"I thought it best not to correspond during the five years," continued David, "considering what we had been to one another. But when I was invalided home, I looked forward, in the eager sort of way you do when you are very weak, to seeing Amy again. I had no one else. As soon as I could manage the journey, I went down—home; and—and called at Amy's house. I asked for Mrs. Robert Carsdale—Amy's married name. A very masculine noisy lady, whom I had never seen before, walked into the room where I stood awaiting Amy. She had just come in from hunting, and flicked her boot with her hunting-crop as she asked me what I wanted. I said: "I have called to see Mrs. Robert Carsdale." She said: "Well? I am Mrs. Robert Carsdale," and stared at me, in astonishment.

"So I asked for Amy. She told me where to—to find Amy, and opened the hall door. Amy had been dead three years. Robert Carsdale had married again. I found Amy's grave, in our little churchyard, quite near my own parents'. Also the grave of her baby boy. It was all that was left of Amy; and, do you know, she had named her little son 'David.'"

"Oh, you poor boy!" said Diana. "You poor, poor boy! But, do you know, I think Amy in heaven was better for you, than Amy on earth. I don't hold with marriage. Had you cared very much?"

"Yes, I had cared a good deal," replied David, in a low voice; "but as a boy cares, I think. Not as I should imagine a man would care. A man who really cared could not have left her to another man, could he?"

"I don't hold with matrimony," said Diana again; and she said it with forceful emphasis.

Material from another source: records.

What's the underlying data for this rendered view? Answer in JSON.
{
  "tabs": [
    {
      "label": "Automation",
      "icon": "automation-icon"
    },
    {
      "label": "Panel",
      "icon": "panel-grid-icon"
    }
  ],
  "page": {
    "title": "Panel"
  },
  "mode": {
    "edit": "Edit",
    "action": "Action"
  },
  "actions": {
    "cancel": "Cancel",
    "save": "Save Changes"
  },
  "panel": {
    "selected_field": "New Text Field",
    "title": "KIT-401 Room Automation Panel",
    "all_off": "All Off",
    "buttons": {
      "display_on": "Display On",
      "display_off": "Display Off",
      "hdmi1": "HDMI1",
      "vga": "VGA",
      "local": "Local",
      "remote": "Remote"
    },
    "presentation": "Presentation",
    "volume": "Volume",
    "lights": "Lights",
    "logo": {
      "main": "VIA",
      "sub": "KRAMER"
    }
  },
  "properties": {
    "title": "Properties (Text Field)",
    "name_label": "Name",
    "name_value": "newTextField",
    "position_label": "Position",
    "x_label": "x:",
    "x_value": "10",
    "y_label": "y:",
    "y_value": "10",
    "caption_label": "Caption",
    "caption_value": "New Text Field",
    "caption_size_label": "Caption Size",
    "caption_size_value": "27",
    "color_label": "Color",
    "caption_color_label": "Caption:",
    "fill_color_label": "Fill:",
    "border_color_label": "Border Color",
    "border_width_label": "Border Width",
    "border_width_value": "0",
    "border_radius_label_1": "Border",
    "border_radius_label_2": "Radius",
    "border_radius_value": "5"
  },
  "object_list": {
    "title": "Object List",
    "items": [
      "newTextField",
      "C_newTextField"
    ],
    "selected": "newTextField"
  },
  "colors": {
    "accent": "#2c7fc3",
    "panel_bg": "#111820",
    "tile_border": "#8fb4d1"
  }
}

"Nor do I," said David; "and my people out in Africa are all the family I shall ever know. I faced that out, when I accepted the call. No man has a right to allow a woman to face nameless horrors and hardships, or to make a home in a climate where little children cannot live."

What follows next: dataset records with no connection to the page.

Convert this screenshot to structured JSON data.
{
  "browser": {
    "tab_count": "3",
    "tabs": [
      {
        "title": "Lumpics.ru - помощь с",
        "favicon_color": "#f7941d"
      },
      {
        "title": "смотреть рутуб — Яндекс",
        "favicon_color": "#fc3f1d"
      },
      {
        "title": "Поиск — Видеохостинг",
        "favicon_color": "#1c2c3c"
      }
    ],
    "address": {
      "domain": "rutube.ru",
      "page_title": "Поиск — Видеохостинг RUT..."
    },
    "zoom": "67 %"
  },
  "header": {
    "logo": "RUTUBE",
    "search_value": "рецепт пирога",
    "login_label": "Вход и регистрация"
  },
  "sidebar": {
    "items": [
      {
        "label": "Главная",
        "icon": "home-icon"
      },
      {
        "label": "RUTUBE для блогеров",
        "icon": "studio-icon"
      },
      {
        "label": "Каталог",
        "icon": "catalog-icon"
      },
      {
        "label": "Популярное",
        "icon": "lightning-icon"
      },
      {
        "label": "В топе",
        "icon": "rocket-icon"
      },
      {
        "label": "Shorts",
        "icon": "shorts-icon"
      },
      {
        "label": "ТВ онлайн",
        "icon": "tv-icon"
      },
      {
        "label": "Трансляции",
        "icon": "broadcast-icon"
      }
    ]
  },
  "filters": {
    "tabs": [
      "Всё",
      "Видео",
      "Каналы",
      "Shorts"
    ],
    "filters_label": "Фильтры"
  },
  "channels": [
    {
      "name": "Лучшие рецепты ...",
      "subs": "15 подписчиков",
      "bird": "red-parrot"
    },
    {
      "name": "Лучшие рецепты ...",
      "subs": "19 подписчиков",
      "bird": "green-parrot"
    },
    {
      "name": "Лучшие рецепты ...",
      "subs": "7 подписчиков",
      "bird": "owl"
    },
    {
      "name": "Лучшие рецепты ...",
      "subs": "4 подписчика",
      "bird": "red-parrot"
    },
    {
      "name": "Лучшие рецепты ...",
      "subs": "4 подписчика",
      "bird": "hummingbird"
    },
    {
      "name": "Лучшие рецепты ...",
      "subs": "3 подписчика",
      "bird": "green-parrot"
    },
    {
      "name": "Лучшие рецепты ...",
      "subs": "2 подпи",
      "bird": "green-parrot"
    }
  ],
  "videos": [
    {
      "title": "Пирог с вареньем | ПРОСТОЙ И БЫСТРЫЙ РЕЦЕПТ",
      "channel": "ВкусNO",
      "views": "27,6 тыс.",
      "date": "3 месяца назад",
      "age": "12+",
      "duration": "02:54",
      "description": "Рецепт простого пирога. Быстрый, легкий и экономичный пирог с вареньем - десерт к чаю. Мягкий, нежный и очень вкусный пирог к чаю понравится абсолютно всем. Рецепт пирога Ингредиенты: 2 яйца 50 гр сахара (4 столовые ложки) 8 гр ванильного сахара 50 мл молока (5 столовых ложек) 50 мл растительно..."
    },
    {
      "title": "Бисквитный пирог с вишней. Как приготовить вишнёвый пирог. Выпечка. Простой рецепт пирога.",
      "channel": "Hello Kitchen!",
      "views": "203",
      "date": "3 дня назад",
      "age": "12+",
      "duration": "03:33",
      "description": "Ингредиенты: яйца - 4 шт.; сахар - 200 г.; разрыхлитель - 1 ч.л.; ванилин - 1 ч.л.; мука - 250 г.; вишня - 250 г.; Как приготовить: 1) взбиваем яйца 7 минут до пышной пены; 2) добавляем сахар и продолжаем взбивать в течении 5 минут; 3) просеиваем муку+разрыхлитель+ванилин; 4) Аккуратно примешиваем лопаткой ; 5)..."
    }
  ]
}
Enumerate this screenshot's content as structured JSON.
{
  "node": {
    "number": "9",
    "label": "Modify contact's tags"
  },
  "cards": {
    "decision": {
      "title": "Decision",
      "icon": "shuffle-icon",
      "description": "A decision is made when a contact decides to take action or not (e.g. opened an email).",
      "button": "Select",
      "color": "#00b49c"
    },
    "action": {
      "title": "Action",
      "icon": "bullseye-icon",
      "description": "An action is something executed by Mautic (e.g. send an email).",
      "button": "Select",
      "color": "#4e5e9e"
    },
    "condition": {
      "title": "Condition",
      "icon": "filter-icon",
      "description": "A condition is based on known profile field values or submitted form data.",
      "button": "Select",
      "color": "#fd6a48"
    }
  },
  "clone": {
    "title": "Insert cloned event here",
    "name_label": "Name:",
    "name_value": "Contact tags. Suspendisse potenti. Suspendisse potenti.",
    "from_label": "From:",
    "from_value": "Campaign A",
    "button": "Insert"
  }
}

"Ah, I do so agree with you!" cried Diana. "I once attended a missionary meeting where a returned missionary from India told us how she and her husband had had to send their little daughter home to England when she was seven years old, and had not seen her again until she was sixteen. 'When we returned to England,' she told the meeting, 'I should not have known my daughter had I passed her in the street!' And every one thought it so pathetic, and so devoted. But it seemed to me false pathos, and unpardonable neglect of primary duties. Who could take that mother's place to that little child of seven years old? And, from the age of seven to sixteen, how a girl needs her own mother. What call could come before that first call—her own little child's need of her? And what do you think that missionary-lady's work had been? Managing a school for heathen children! All the time she was giving an account of these children of other people and her work among them, I felt like calling out: 'How about your own?' Cousin David, I didn't put a halfpenny in the plate; and I have hated missionaries ever since!"

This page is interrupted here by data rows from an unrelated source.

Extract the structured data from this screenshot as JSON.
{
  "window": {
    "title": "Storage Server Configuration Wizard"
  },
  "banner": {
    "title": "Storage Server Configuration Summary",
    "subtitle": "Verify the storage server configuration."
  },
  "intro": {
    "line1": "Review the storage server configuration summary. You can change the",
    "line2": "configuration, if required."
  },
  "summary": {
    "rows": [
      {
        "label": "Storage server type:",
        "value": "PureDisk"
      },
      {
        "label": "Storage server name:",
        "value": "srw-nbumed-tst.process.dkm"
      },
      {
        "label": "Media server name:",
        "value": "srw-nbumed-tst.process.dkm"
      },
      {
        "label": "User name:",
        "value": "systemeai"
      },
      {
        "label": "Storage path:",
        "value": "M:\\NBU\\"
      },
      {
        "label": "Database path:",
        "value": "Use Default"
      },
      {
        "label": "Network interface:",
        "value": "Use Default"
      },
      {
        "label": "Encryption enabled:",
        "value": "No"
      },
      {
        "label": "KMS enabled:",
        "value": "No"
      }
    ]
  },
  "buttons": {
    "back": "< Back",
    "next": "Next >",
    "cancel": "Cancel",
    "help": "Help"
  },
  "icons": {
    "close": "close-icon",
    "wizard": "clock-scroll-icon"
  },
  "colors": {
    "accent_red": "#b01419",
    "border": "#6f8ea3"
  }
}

"That is not quite just," said David. "But I do most certainly agree with you, that first claims should come first. And therefore, a man who feels called to labour where wife and children could not live, must forego these tender ties, and consider himself pledged to celibacy."

"It is the better part," said Diana.

David made no answer. It had not struck him in that light before. He had always thought he was foregoing an unknown but an undoubted joy.